Fewer bugs in your code? New study examines programming errors at lowest level
© Shutterstock / Hoppe
Confusing code can (and will!) lead to bugs in code. This study addresses the misunderstandings in source code and tries to untangle the knots in order to prove that “being able to reliably identify and remove code that can cause misunderstandings will also enhance productivity and reduce maintenance costs.”
A new study by researchers from New York University, University of Colorado, Colorado Springs, and Pennsylvania State University, USA is trying to prove that “many code patterns increase misunderstanding at a statistically significant rate versus equivalent code without the pattern” and that removing these code patterns has “a substantial impact on a programmer’s ability to understand larger code.”
The results provide evidence both for and against common coding recommendations and suggest a new method to expand on existing guidelines.
Understanding Misunderstandings in Source Code: Overview
“Source code serves a dual purpose. It communicates program instructions to machines and programmer intent to people.” So far so good. The problem begins when a person comes to a different conclusion about a piece of code’s behavior than a machine does when executing the program.
In other words, a programmer’s interpretation of a piece of code’s behavior differs from that of the machine. While a difference of interpretation can naturally happen in some situations (such as those involving randomness, poorly understood APIs, or undefined behavior), it can also occur in small, self-contained lines of code. These design patterns, which are easy to misinterpret, naturally lead to bugs in code.
These bugs often lead to huge costs and faulty products and there are countless examples of companies that paid the price for some bugs that could have been avoided. The consequences of these bugs can include diminished productivity, faulty products, and higher costs.
However, identifying [and removing] these program elements that cause confusion doesn’t just lead to fewer accidents — according to the study, “the ability to understand pre-existing source code is one of the most important elements of a continuously successful software project.” It will eventually lead to enhanced productivity and reduced maintenance costs.
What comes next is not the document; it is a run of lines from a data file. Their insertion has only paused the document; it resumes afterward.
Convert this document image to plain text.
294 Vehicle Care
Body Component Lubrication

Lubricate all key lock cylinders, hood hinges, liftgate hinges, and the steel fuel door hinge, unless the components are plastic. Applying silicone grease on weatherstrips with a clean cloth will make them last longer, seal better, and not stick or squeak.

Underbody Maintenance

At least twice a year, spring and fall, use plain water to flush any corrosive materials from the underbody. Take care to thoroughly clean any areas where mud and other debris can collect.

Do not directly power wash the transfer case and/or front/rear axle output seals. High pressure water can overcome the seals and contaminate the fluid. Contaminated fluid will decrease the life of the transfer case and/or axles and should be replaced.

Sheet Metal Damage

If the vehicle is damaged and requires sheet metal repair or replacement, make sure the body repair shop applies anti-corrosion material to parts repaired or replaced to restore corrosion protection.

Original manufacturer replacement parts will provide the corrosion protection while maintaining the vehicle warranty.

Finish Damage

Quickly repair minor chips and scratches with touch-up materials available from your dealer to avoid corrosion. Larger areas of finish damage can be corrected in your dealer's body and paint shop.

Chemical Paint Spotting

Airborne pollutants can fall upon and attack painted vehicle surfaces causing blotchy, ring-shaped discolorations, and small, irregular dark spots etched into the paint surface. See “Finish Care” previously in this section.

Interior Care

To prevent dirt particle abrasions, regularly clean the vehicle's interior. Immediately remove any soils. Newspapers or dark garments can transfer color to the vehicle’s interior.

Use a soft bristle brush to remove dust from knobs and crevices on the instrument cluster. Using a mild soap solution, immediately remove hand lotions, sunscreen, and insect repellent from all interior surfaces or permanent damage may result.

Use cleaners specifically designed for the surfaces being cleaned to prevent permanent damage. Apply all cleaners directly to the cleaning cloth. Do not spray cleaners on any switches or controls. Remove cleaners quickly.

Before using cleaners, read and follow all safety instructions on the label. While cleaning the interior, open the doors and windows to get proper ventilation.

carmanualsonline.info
Confusing code affects comprehension, a concept central to all stages of software development, particularly maintenance and code review.
Researchers seek out and experimentally validate the smallest pieces of code that can routinely cause programmers to misunderstand code. These patterns that lead to misunderstandings are called ‘atoms of confusion’ or ‘atoms’ for short — they can serve as an empirical and quantitative foundation for understanding what makes code confusing.
- They selected programs that are already acknowledged as confusing to humans (winners of the IOCCC – the International Obfuscated C Code Contest) and isolated small patterns of code, often contained within a single line, from the IOCCC programs that were the underlying cause of programmer confusion.
- An empirical human subjects experiment with 73 participants was performed to find which of these code patterns caused a statistically significant amount of confusion (i.e., lead programmers to believe the program containing this pattern behaves differently than the C language specification dictates).
- Next, they measured the impact of removing these atoms of confusion from larger obfuscated programs, also drawn from IOCCC winners. The IOCCC programs were simplified by applying behavior-preserving transformations to remove identified atoms and used these programs as the basis for a second experiment.
- 43 participants who had not taken part in their prior experiment were recruited. Researchers determined, quantitatively, how much programmer error can be reduced by clarifying these atoms.
All the data can be found here.
Atoms of confusion caused considerable confusion among the sampled programmers. However, the study found that “subjects with more experience make fewer errors than subjects with less experience.”
Researchers used two experiments to evaluate small patterns in code that can produce confusion in programmers and “showed experimentally that many code patterns increase misunderstanding at a statistically significant rate versus equivalent code without the pattern.” Furthermore, removing these code patterns had an impact on a programmer’s ability to understand larger code.
Their results offer evidence both for and against common coding recommendations and suggest a new method to expand on existing guidelines.
The materials and data are available at https://atomsofconfusion.com.